Trump’s smoke-and-mirrors trade deal with China



Ever since President Trump launched a trade war with China in March 2018, I have been hearing foreign-policy elites say: “Trump is a terrible president. But he’s right about China, and I’m glad he’s doing something about it.” Indeed, the trade war has been one of the few Trump policies that has won support from many Democrats. I have been much more skeptical, because I did not think that Trump was focusing on the right issues or using the right approach. The paltry “phase one” deal announced last week suggests that my skepticism was justified.

When we talk about the problem with China, we are really talking about at least three discrete sets of issues. First are concerns about industrial espionage, trade barriers and other bad behavior that arguably fuel China’s economic rise at the United States’ expense. Second are concerns that China will use its growing military might to dominate East Asia and to project power around the world, displacing the United States as a global superpower. Third are human rights violations that are an affront to American values: China’s brutal repression of the Uighurs, its Orwellian surveillance state and the threat of a crackdown on Hong Kong.

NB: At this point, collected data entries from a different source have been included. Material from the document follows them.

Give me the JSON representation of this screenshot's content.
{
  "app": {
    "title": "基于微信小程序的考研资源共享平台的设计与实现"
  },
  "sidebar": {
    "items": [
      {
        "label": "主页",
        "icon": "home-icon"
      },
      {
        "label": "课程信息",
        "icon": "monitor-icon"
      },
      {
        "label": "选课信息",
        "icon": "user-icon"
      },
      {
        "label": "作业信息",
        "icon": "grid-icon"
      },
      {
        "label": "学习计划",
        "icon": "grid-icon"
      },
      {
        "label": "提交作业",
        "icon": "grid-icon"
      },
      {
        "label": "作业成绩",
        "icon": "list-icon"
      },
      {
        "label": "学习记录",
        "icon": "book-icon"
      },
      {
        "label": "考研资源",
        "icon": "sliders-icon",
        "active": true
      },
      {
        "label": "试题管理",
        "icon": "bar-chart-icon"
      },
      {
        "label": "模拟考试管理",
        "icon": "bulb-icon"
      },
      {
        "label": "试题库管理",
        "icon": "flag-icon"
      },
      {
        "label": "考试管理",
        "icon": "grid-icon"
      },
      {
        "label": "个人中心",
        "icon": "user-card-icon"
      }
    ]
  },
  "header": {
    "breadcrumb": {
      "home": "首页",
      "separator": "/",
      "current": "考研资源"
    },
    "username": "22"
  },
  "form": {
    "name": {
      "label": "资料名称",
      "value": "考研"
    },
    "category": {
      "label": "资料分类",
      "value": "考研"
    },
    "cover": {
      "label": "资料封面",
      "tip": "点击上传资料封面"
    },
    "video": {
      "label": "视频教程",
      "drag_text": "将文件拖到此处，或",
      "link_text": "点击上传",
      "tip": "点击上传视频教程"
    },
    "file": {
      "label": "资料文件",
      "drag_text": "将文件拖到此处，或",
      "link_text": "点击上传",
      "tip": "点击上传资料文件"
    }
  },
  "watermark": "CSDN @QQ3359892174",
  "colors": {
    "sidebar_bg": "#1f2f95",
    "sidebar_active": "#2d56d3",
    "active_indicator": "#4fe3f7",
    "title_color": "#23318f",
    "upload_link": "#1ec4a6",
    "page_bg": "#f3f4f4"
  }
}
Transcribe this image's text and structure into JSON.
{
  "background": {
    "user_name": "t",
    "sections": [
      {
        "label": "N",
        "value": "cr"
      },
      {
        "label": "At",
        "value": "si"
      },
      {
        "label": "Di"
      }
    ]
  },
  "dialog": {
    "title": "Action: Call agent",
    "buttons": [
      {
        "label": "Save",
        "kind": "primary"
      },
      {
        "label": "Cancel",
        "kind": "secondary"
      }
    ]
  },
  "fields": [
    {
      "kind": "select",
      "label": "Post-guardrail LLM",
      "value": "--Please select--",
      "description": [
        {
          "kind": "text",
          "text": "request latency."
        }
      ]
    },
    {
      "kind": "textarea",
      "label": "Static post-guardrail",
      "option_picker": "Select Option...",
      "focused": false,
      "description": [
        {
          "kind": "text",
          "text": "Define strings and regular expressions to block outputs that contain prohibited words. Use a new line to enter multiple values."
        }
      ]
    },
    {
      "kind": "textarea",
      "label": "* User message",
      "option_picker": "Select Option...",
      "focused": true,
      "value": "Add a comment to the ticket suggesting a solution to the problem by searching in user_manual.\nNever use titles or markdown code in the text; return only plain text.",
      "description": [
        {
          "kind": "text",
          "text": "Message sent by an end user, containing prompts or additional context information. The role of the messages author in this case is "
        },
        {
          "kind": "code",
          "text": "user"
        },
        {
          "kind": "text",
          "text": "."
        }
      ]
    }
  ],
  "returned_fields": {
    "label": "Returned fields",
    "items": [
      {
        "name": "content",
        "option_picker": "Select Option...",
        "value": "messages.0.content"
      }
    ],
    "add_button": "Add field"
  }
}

Trump wasn’t really focused on any of these concerns. His obsession is the U.S. trade deficit with China, even though any reputable economist (a designation that excludes Trump trade guru Peter Navarro) would tell you that trade deficits don’t really matter. Ironically, the U.S. trade deficit spiked during Trump’s trade war.

Some of Trump’s trade advisers have more ambitious goals. They want to eliminate unfair trade practices such as forcing the transfer of intellectual property from U.S. firms in China — even though former treasury secretary Lawrence H. Summers argues that “it cannot be argued seriously that unfair Chinese trade practices have affected U.S. growth by even 0.1 percent a year.” More broadly, the China hawks want to derail the Made in China 2025 plan to compete with the United States in high-tech manufacturing sectors such as semiconductors, aerospace and electrical vehicles.

The details of the trade deal haven’t been released, but there is no reason to think it will achieve any of these goals. U.S. Trade Representative Robert E. Lighthizer claims that “China made specific commitments on intellectual property, including counterfeiting, patent and trademark issues and pharmaceutical rights,” the Wall Street Journal reported. Maybe so, but China has made such commitments in the past without fully honoring them. The really difficult issues, such as opening up China to U.S. firms, have been postponed till a second round of negotiations that few expect to go anywhere.

Trump has already rolled back some existing tariffs and canceled planned tariffs. He is maintaining tariffs on $370 billion of Chinese goods, but if a higher level of tariffs couldn’t force fundamental concessions, how will a lower level do so? Indeed, the trade war, by spurring China to develop homegrown supply chains for high-tech products, may make Beijing more resistant to U.S. pressure in the future.

The administration’s big boast is that this deal will lead to a $200 billion increase in U.S. exports to China over two years. (In 2018, U.S. exports to China totaled $179.3 billion.) But Chinese officials have not confirmed any such commitment, and trade experts are skeptical.

Lighthizer claims China will buy $40 billion to $50 billion in U.S. agricultural products annually — more than double the level in 2017 ($19.6 billion). Joe Glauber, a former chief economist at the U.S. Agriculture Department, notes that Chinese soybean imports are down 10 percent from 2017 levels — and soybeans account for nearly two-thirds of U.S. farm exports to China. He concludes that “it will be very hard” to get to $40 billion, much less $50 billion. Are you surprised? This would not be the first time that Trump has promised that China would make massive purchases of U.S. agricultural goods that never materialized.

While the benefits of the trade war are speculative, its costs are real: The Tax Foundation estimates that Trump’s tariffs have cost Americans more than $88 billion so far, making this one of the biggest tax hikes in history. To cushion the blow, the administration gave $28 billion to farmers — twice the cost of the 2009 auto industry bailout.

Waging a trade war is like hitting your head against a wall; it feels good when you stop. But most trade experts agree with my Council on Foreign Relations colleague Edward Alden when he says: “It’s hard to see this China deal as the vindication of the president’s tactics. It’s a pretty small deal, coming at a pretty high cost.”

Indeed, the New York Times reports that Chinese hard-liners are “jubilant and even incredulous” that they have gotten such a good deal. They have good cause to cheer because the real issues with China — from trade barriers to militarism in the South China Sea to human rights violations — remain unaddressed. Trump would rather trumpet “our GREAT new deal with China” than take serious action to address the real challenges from China.